En temps de crise, le deuil des proches est compliqué par des contraintes sanitaires draconiennes. Un fils exprime sa frustration devant l’impossibilité d’organiser des funérailles respectant les rites de sa religion pour sa mère, une autre difficulté que Sylvie doit gérer.
Sylvie a récemment perdu l’audition d’une oreille, une conséquence présumée du « burnout », selon un médecin qui l’examine. Entre son travail à l’hôpital et sa vie personnelle – une mère octogénaire luttant contre une récidive de cancer, sa fille, son petit-fils – Sylvie ne s’afforde aucun moment de répit. La pressure de la pandémie de Covid-19, c’est la cerise sur le gâteau. C’est décidé, elle prendra sa retraite.
« On se construit une armure »
Madame Hofmann offre un aperçu du quotidien de Sylvie, une « deuxième maman » débordant d’énergie pour ses patients, leurs familles et son équipe, au sein d’un service oncologique où le drame et l’humour se côtoient quotidiennement.
Dans un service confronté jour après jour à la mort, l’équipe trouve le temps de partager et de se soutenir mutuellement, autour d’un « fromage qui pue », de discussions sur l’amour et la vie, ou même de danses improvisées tout en préparant les médicaments pour les patients, une façon d’apprivoiser la mort, ou tout du moins de la supporter.
On aperçoit aussi l’équipe qui sourit, sans vraiment le faire, en parlant d’une mouche que l’on pense annonciatrice d’une mort imminente. En attendant, dans le service de Sylvie qui est aussi un service de soins palliatifs, on masse, on rassure, on dore, autant que possible avec les ressources limitées à disposition.
« Je crois que pendant 40 ans, mon esprit n’a jamais eu de pause »
Sylvie Hofmanndans « Madame Hofmann »
Pour son équipe et pour les docteurs, Madame Hofmann semble être un pilier, indéfectible au milieu de la tempête. Mais devant la caméra, l’infirmière se dévoile, montrant ses failles lorsqu’elle parle à sa mère ou partage des moments tranquilles avec son mari. Devant la caméra, elle avoue que, bien qu’elle apparaisse solide en apparence, « intérieurement, tu te détruis, intérieurement, tu es en autodestruction », admet-elle. « Alors, tu te crées une armure. J’ai tenu 40 ans, donc autant que cette armure soit solide. »
« Un métier ingrat »
Par le biais de l’expérience de Sylvie, ce film met en lumière les dysfonctionnements d’un système de santé en difficulté, qui ne tient debout que grâce à l’engagement et à la persévérance des professionnels de santé. Les problèmes persistent : manque de personnel, manque de lits, manque de matériel médical.

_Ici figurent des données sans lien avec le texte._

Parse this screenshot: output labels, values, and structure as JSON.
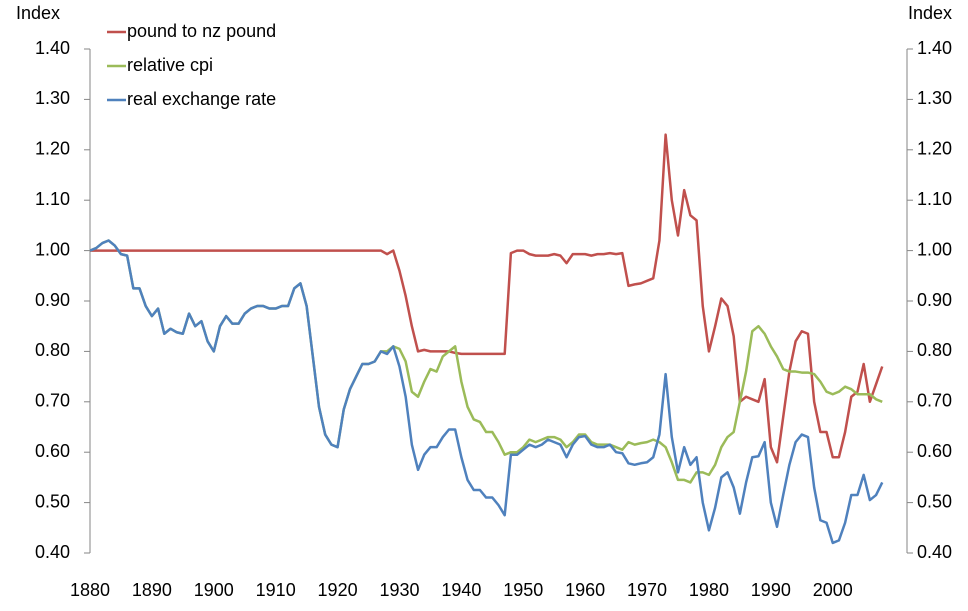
{
  "chart_data": {
    "type": "line",
    "y_axis_label": "Index",
    "y2_axis_label": "Index",
    "x": [
      1880,
      1881,
      1882,
      1883,
      1884,
      1885,
      1886,
      1887,
      1888,
      1889,
      1890,
      1891,
      1892,
      1893,
      1894,
      1895,
      1896,
      1897,
      1898,
      1899,
      1900,
      1901,
      1902,
      1903,
      1904,
      1905,
      1906,
      1907,
      1908,
      1909,
      1910,
      1911,
      1912,
      1913,
      1914,
      1915,
      1916,
      1917,
      1918,
      1919,
      1920,
      1921,
      1922,
      1923,
      1924,
      1925,
      1926,
      1927,
      1928,
      1929,
      1930,
      1931,
      1932,
      1933,
      1934,
      1935,
      1936,
      1937,
      1938,
      1939,
      1940,
      1941,
      1942,
      1943,
      1944,
      1945,
      1946,
      1947,
      1948,
      1949,
      1950,
      1951,
      1952,
      1953,
      1954,
      1955,
      1956,
      1957,
      1958,
      1959,
      1960,
      1961,
      1962,
      1963,
      1964,
      1965,
      1966,
      1967,
      1968,
      1969,
      1970,
      1971,
      1972,
      1973,
      1974,
      1975,
      1976,
      1977,
      1978,
      1979,
      1980,
      1981,
      1982,
      1983,
      1984,
      1985,
      1986,
      1987,
      1988,
      1989,
      1990,
      1991,
      1992,
      1993,
      1994,
      1995,
      1996,
      1997,
      1998,
      1999,
      2000,
      2001,
      2002,
      2003,
      2004,
      2005,
      2006,
      2007,
      2008
    ],
    "series": [
      {
        "name": "pound to nz pound",
        "color": "#c0504d",
        "values": [
          1,
          1,
          1,
          1,
          1,
          1,
          1,
          1,
          1,
          1,
          1,
          1,
          1,
          1,
          1,
          1,
          1,
          1,
          1,
          1,
          1,
          1,
          1,
          1,
          1,
          1,
          1,
          1,
          1,
          1,
          1,
          1,
          1,
          1,
          1,
          1,
          1,
          1,
          1,
          1,
          1,
          1,
          1,
          1,
          1,
          1,
          1,
          1,
          0.993,
          1,
          0.96,
          0.91,
          0.85,
          0.8,
          0.803,
          0.8,
          0.8,
          0.8,
          0.8,
          0.797,
          0.795,
          0.795,
          0.795,
          0.795,
          0.795,
          0.795,
          0.795,
          0.795,
          0.995,
          1,
          1,
          0.993,
          0.99,
          0.99,
          0.99,
          0.993,
          0.99,
          0.975,
          0.993,
          0.993,
          0.993,
          0.99,
          0.993,
          0.993,
          0.995,
          0.993,
          0.995,
          0.93,
          0.933,
          0.935,
          0.94,
          0.945,
          1.02,
          1.23,
          1.1,
          1.03,
          1.12,
          1.07,
          1.06,
          0.89,
          0.8,
          0.85,
          0.905,
          0.89,
          0.83,
          0.7,
          0.71,
          0.705,
          0.7,
          0.745,
          0.61,
          0.58,
          0.67,
          0.76,
          0.82,
          0.84,
          0.835,
          0.7,
          0.64,
          0.64,
          0.59,
          0.59,
          0.64,
          0.71,
          0.72,
          0.775,
          0.7,
          0.735,
          0.77
        ]
      },
      {
        "name": "relative cpi",
        "color": "#9bbb59",
        "values": [
          1,
          1.005,
          1.015,
          1.02,
          1.01,
          0.993,
          0.99,
          0.925,
          0.925,
          0.89,
          0.87,
          0.885,
          0.835,
          0.845,
          0.838,
          0.835,
          0.875,
          0.85,
          0.86,
          0.82,
          0.8,
          0.85,
          0.87,
          0.855,
          0.855,
          0.875,
          0.885,
          0.89,
          0.89,
          0.885,
          0.885,
          0.89,
          0.89,
          0.925,
          0.935,
          0.89,
          0.79,
          0.69,
          0.635,
          0.615,
          0.61,
          0.685,
          0.725,
          0.75,
          0.775,
          0.775,
          0.78,
          0.8,
          0.8,
          0.81,
          0.805,
          0.78,
          0.72,
          0.71,
          0.74,
          0.765,
          0.76,
          0.79,
          0.8,
          0.81,
          0.74,
          0.69,
          0.665,
          0.66,
          0.64,
          0.64,
          0.62,
          0.595,
          0.6,
          0.6,
          0.61,
          0.625,
          0.62,
          0.625,
          0.63,
          0.63,
          0.625,
          0.61,
          0.62,
          0.635,
          0.635,
          0.62,
          0.615,
          0.615,
          0.615,
          0.61,
          0.605,
          0.62,
          0.615,
          0.618,
          0.62,
          0.625,
          0.62,
          0.61,
          0.58,
          0.545,
          0.545,
          0.54,
          0.56,
          0.56,
          0.555,
          0.575,
          0.61,
          0.63,
          0.64,
          0.7,
          0.76,
          0.84,
          0.85,
          0.835,
          0.81,
          0.79,
          0.765,
          0.76,
          0.76,
          0.758,
          0.758,
          0.755,
          0.74,
          0.72,
          0.715,
          0.72,
          0.73,
          0.725,
          0.715,
          0.715,
          0.715,
          0.705,
          0.7
        ]
      },
      {
        "name": "real exchange rate",
        "color": "#4f81bd",
        "values": [
          1,
          1.005,
          1.015,
          1.02,
          1.01,
          0.993,
          0.99,
          0.925,
          0.925,
          0.89,
          0.87,
          0.885,
          0.835,
          0.845,
          0.838,
          0.835,
          0.875,
          0.85,
          0.86,
          0.82,
          0.8,
          0.85,
          0.87,
          0.855,
          0.855,
          0.875,
          0.885,
          0.89,
          0.89,
          0.885,
          0.885,
          0.89,
          0.89,
          0.925,
          0.935,
          0.89,
          0.79,
          0.69,
          0.635,
          0.615,
          0.61,
          0.685,
          0.725,
          0.75,
          0.775,
          0.775,
          0.78,
          0.8,
          0.795,
          0.81,
          0.77,
          0.71,
          0.615,
          0.565,
          0.595,
          0.61,
          0.61,
          0.63,
          0.645,
          0.645,
          0.59,
          0.545,
          0.525,
          0.525,
          0.51,
          0.51,
          0.495,
          0.475,
          0.595,
          0.595,
          0.605,
          0.615,
          0.61,
          0.615,
          0.625,
          0.62,
          0.615,
          0.59,
          0.615,
          0.63,
          0.632,
          0.615,
          0.61,
          0.61,
          0.615,
          0.6,
          0.598,
          0.578,
          0.575,
          0.578,
          0.58,
          0.59,
          0.635,
          0.755,
          0.63,
          0.56,
          0.61,
          0.575,
          0.59,
          0.5,
          0.445,
          0.49,
          0.55,
          0.56,
          0.53,
          0.478,
          0.54,
          0.59,
          0.592,
          0.62,
          0.5,
          0.452,
          0.515,
          0.575,
          0.62,
          0.635,
          0.63,
          0.53,
          0.465,
          0.46,
          0.42,
          0.425,
          0.46,
          0.515,
          0.515,
          0.555,
          0.505,
          0.515,
          0.54
        ]
      }
    ],
    "xlim": [
      1880,
      2012
    ],
    "xticks": [
      1880,
      1890,
      1900,
      1910,
      1920,
      1930,
      1940,
      1950,
      1960,
      1970,
      1980,
      1990,
      2000
    ],
    "ylim": [
      0.4,
      1.4
    ],
    "yticks": [
      {
        "value": 0.4,
        "label": "0.40"
      },
      {
        "value": 0.5,
        "label": "0.50"
      },
      {
        "value": 0.6,
        "label": "0.60"
      },
      {
        "value": 0.7,
        "label": "0.70"
      },
      {
        "value": 0.8,
        "label": "0.80"
      },
      {
        "value": 0.9,
        "label": "0.90"
      },
      {
        "value": 1.0,
        "label": "1.00"
      },
      {
        "value": 1.1,
        "label": "1.10"
      },
      {
        "value": 1.2,
        "label": "1.20"
      },
      {
        "value": 1.3,
        "label": "1.30"
      },
      {
        "value": 1.4,
        "label": "1.40"
      }
    ],
    "y2lim": [
      0.4,
      1.4
    ],
    "y2ticks": [
      {
        "value": 0.4,
        "label": "0.40"
      },
      {
        "value": 0.5,
        "label": "0.50"
      },
      {
        "value": 0.6,
        "label": "0.60"
      },
      {
        "value": 0.7,
        "label": "0.70"
      },
      {
        "value": 0.8,
        "label": "0.80"
      },
      {
        "value": 0.9,
        "label": "0.90"
      },
      {
        "value": 1.0,
        "label": "1.00"
      },
      {
        "value": 1.1,
        "label": "1.10"
      },
      {
        "value": 1.2,
        "label": "1.20"
      },
      {
        "value": 1.3,
        "label": "1.30"
      },
      {
        "value": 1.4,
        "label": "1.40"
      }
    ],
    "legend": "upper left",
    "grid": false
  }
}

La réalité d’un hôpital au bord de l’épuisement est lentement révélée à travers les conversations et les scènes de la vie quotidienne. « C’est une très mauvaise nouvelle », constate le médecin principal lorsque Sylvie lui apprend qu’elle envisage de prendre sa retraite, avant de lui suggérer, moitié en blague, de « reconsidérer sa décision ». Quelques semaines plus tard, Sylvie célébrera son départ à la retraite avec une joie enfantine teintée d’une certaine tristesse d’abandonner ce « métier ingrat » qu’elle chérissait tant, finalement.
« J’ai l’impression d’avoir vécu des milliers de vies en une »
Sylvie Hofmanndans « Madame Hofmann »
En plus de retracer sa carrière professionnelle, le film explore la vie personnelle et intime de Sylvie, qui semble ne jamais pouvoir complètement s’éloigner de son travail, tout en s’inscrivant dans l’histoire d’une famille, d’une lignée de femmes. Sylvie remonte le fil du temps alors qu’elle ouvre l’album de famille avec sa mère, regardant et commentant les photos de son enfance, de sa jeunesse, et celles de sa mère, une immigrée originaire d’Italie, qui parle un marseillais coloré, parsemé d’expressions qui semblent tout droit sorties des films de Marcel Pagnol.